Like you, I’m in the business of creating content. We both need content to attract new consumers, nurture current readers and grow our customer base. When I jumped into this role I went on a rampage of creating all kinds of one-off pieces for our Publisher Services team. After we had a month of content under our belts, my manager asked me to write up a report on how our content was performing. I pulled some reports in Google Analytics and our social media platforms and presented the data. We realized immediately that we were focusing on the wrong topics. It turns out that a majority of our readers were interested in a topic we had only briefly discussed. They were also coming in on mobile devices, not desktop. These insights prompted me to completely reorganize my editorial calendar so I could focus on the topics our readers were interested in, and in the medium they wanted to consume it.
It’s simple: give your readers what they want and how they want it.
The first step to creating content that promotes user engagement is understanding your site metrics. Good ways to identify high engagement include:
- Comments and Shares: Engagement first, traffic later. People love to share great content and get involved in the conversation. Just make sure you are monitoring comments (either manually or through a comment plugin) to keep the spam away and join the conversation when the time is right!
- Pageviews: Since page views can help to estimate the size of sites, which is the value of them on the advertising market, it is generally used as criteria to decide the unit cost of advertisement and the most famous metrics is CPM.
- Traffic Breakdown: understanding who is visiting your site and how they’re getting there is absolutely crucial to creating better content. If you don’t dive into the analytics behind this, you might not know who your major audience is, or that they’re actually coming to your site from a mobile device instead of a desktop. This kind of data will help you know where to focus when creating content.
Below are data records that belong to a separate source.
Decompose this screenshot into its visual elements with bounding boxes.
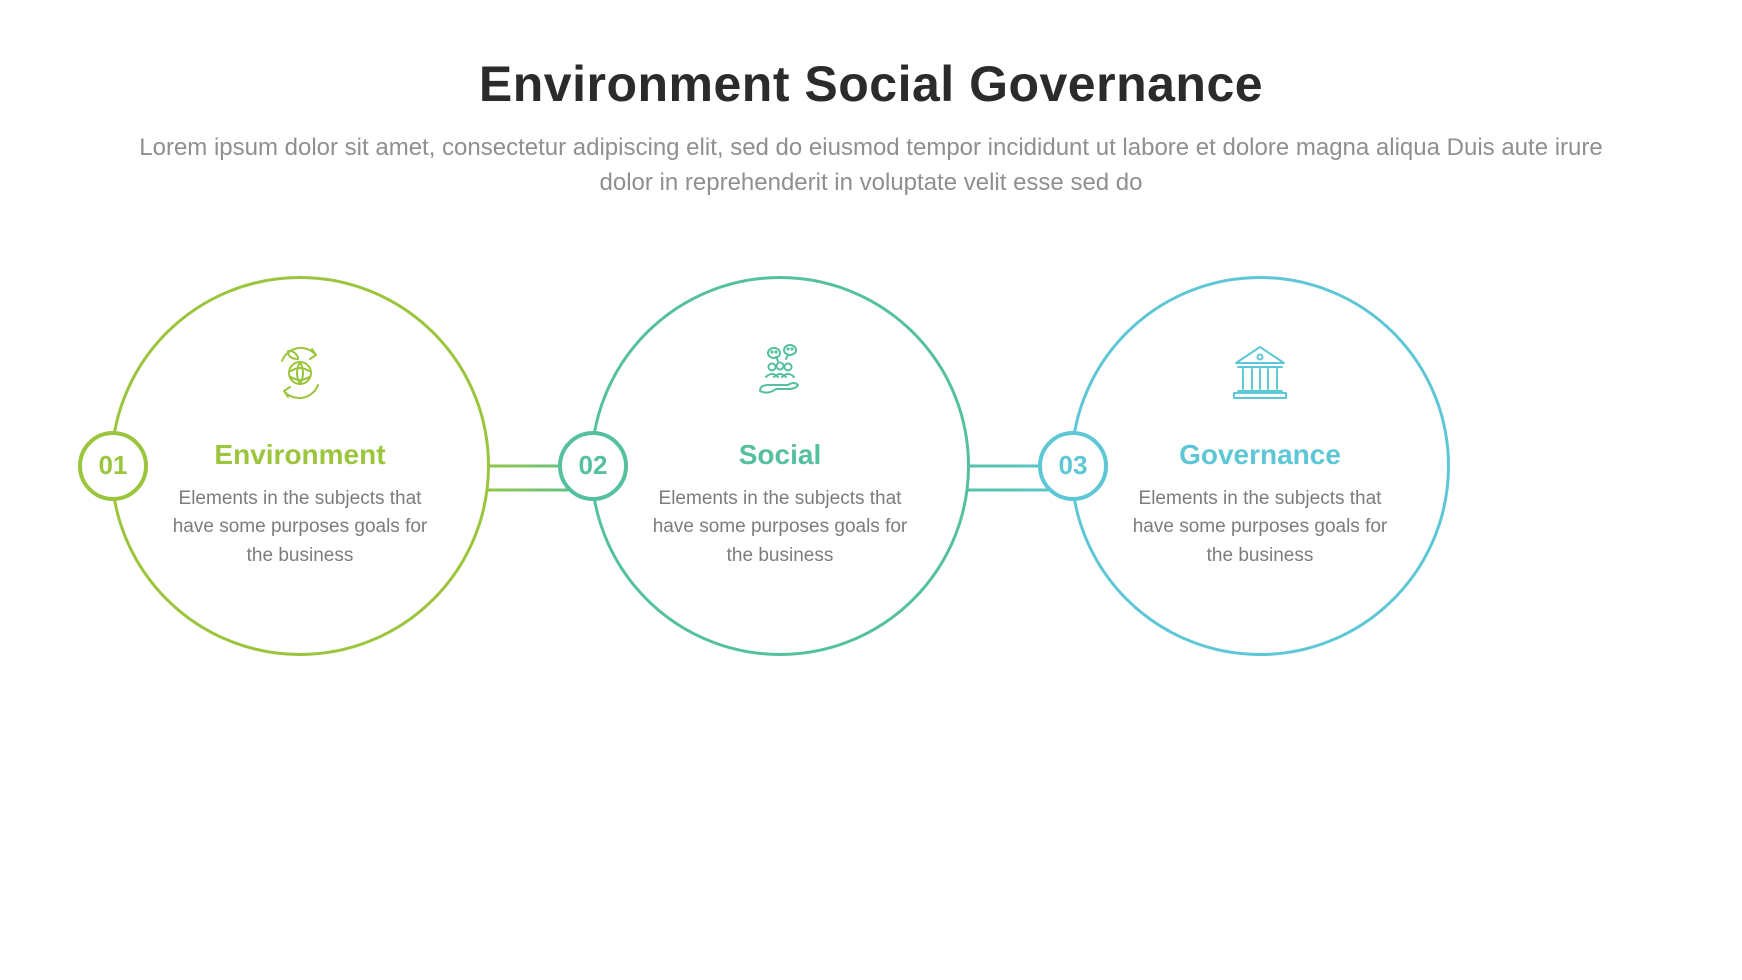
node-number: 03 [1059,450,1088,481]
node-description: Elements in the subjects that have some … [1125,485,1395,571]
node-title: Governance [1179,439,1341,471]
node-governance: 03 Governance [1070,276,1450,656]
node-number: 02 [579,450,608,481]
leaf-globe-cycle-icon [268,341,332,405]
node-circle: 01 Environmen [110,276,490,656]
building-columns-icon [1228,341,1292,405]
node-circle: 03 Governance [1070,276,1450,656]
node-title: Social [739,439,821,471]
people-hand-icon [748,341,812,405]
node-environment: 01 Environmen [110,276,490,656]
node-description: Elements in the subjects that have some … [645,485,915,571]
node-circle: 02 [590,276,970,656]
node-number: 01 [99,450,128,481]
page-title: Environment Social Governance [0,55,1742,113]
node-number-badge: 02 [558,431,628,501]
page-subtitle: Lorem ipsum dolor sit amet, consectetur … [121,131,1621,201]
node-title: Environment [214,439,385,471]
esg-diagram: 01 Environmen [0,276,1742,796]
node-description: Elements in the subjects that have some … [165,485,435,571]
node-number-badge: 03 [1038,431,1108,501]
node-number-badge: 01 [78,431,148,501]
node-social: 02 [590,276,970,656]
esg-infographic-page: Environment Social Governance Lorem ipsu… [0,0,1742,980]
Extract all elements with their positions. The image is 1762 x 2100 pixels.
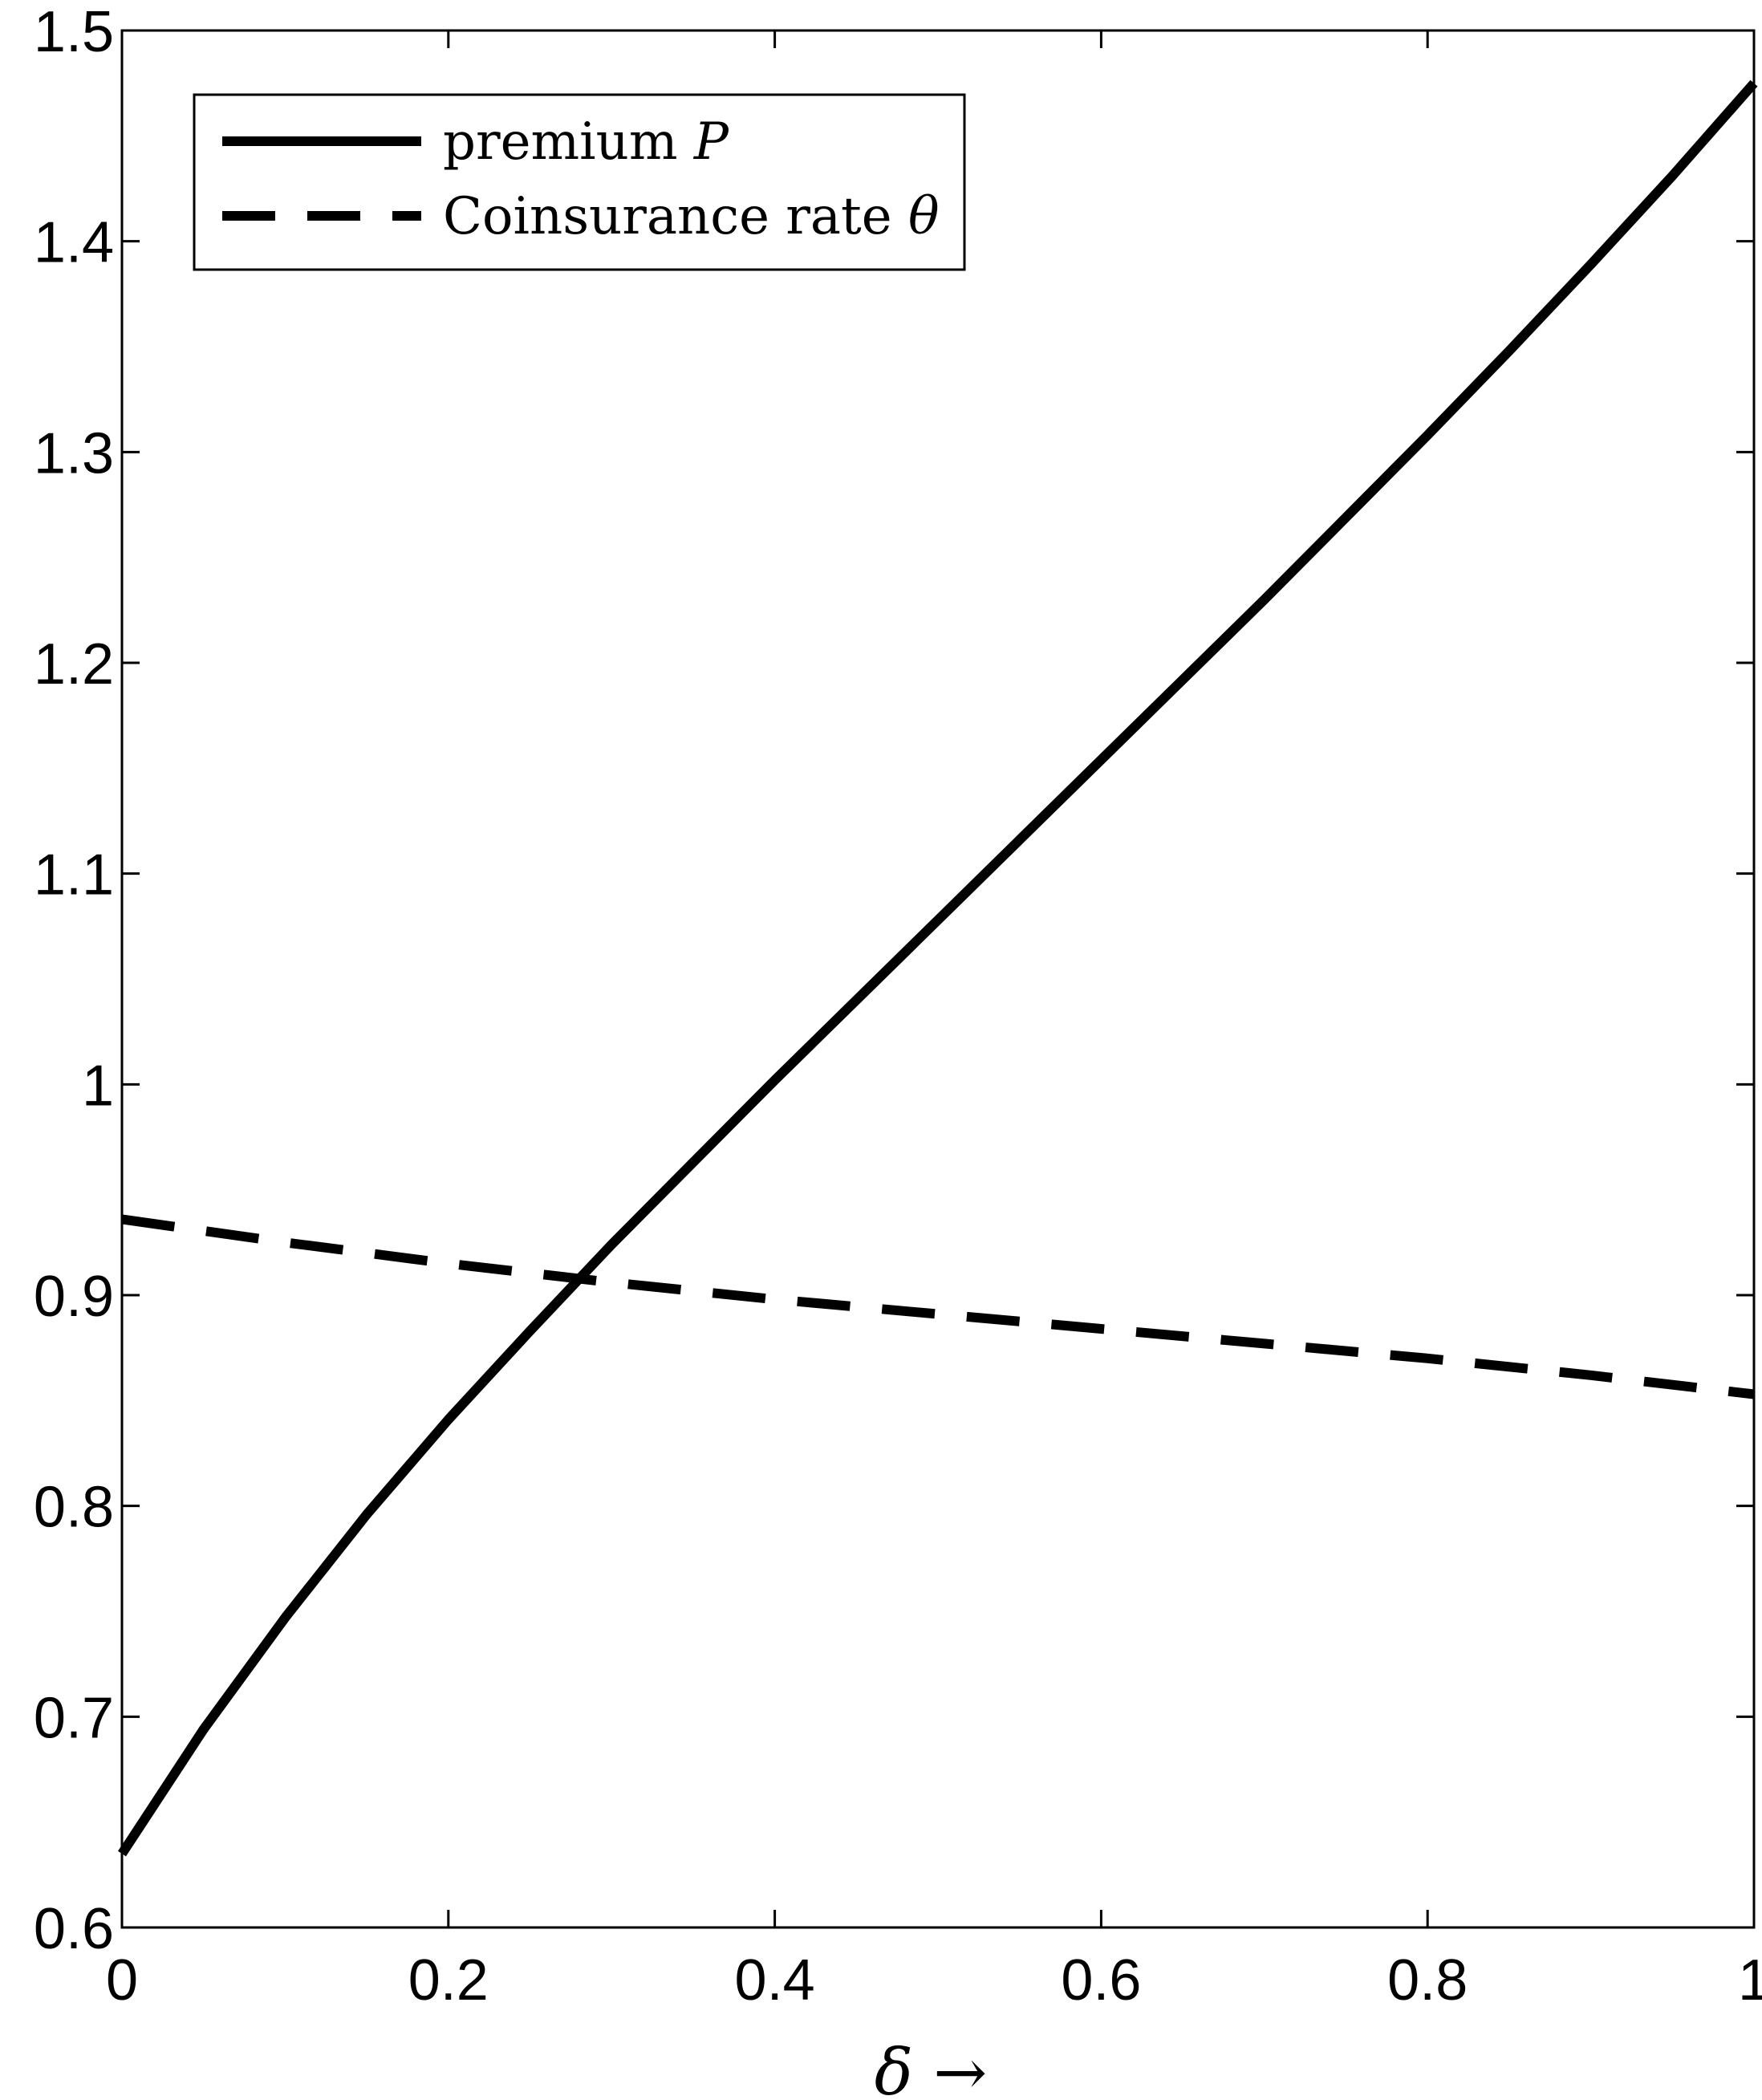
- x-axis-label: δ →: [875, 2035, 988, 2100]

- Top Posts: paying attention to the posts that are performing well will allow you to create the kind of content your readers want. This ties into understanding your audience and traffic breakdown. When you know your audience and how they’re coming to your site, you can create specific content for those segments.
- External Links: Extremely important for SEO and overall website viewability. Any time one of your pieces of content is being published on someone else’s website, be sure to request that they link back to your website. Show me the link love!
- Low Bounce Rate: bounce rate is the number of visitors who land on your page and then immediately exit (by closing the window or going back to the previous page in their browser). Pages with low bounce rates indicate that readers are not only reading the post, but are so delighted that they are going on to other pages in your site once they are done.
- Hits Your Time on Page Goal: once you publish an article, read through it three times – one at your normal speed, once a bit slower, and one time just skimming it. Time yourself each time, and that will help you pick a good time on page goal for that particular page. Pages that are hitting at or around that number are highly engaging posts.
- High Page Authority (PA): Page Authority is a metric created by the SEO junkies over at Moz. This number between 1 and 100 tells how many other sites on the web are linking back to that particular page. More links is a good indication that your content is engaging enough for other publishers to send traffic your way! Focusing on increasing PA also has extreme SEO benefits; external backlinks are one of the most influential elements of Google’s SEO algorithm.
Once you look at all these metrics, you can act on it by creating more of the kind of content your publishers are connecting with. Whether you’re trying to figure out which piece of content is driving the most amount of traffic, which social media platform works the best for your site, or what time of day is the best time to publish content, you need the right tools to do the job. Which is why it’s so important to work with partners that are transparent with their data and are willing to help you understand it. If you’re in the business of monetizing your content, you’ll see the manifestation of all these metrics in your CPM and Fill Rate.
At the end of the day, it all boils down to understanding and acting on your data. If you can do that effectively, you’ll be creating targeted content that promotes user engagement, which will help make your inventory more appealing to advertisers, resulting in higher CPMs for all your hard work.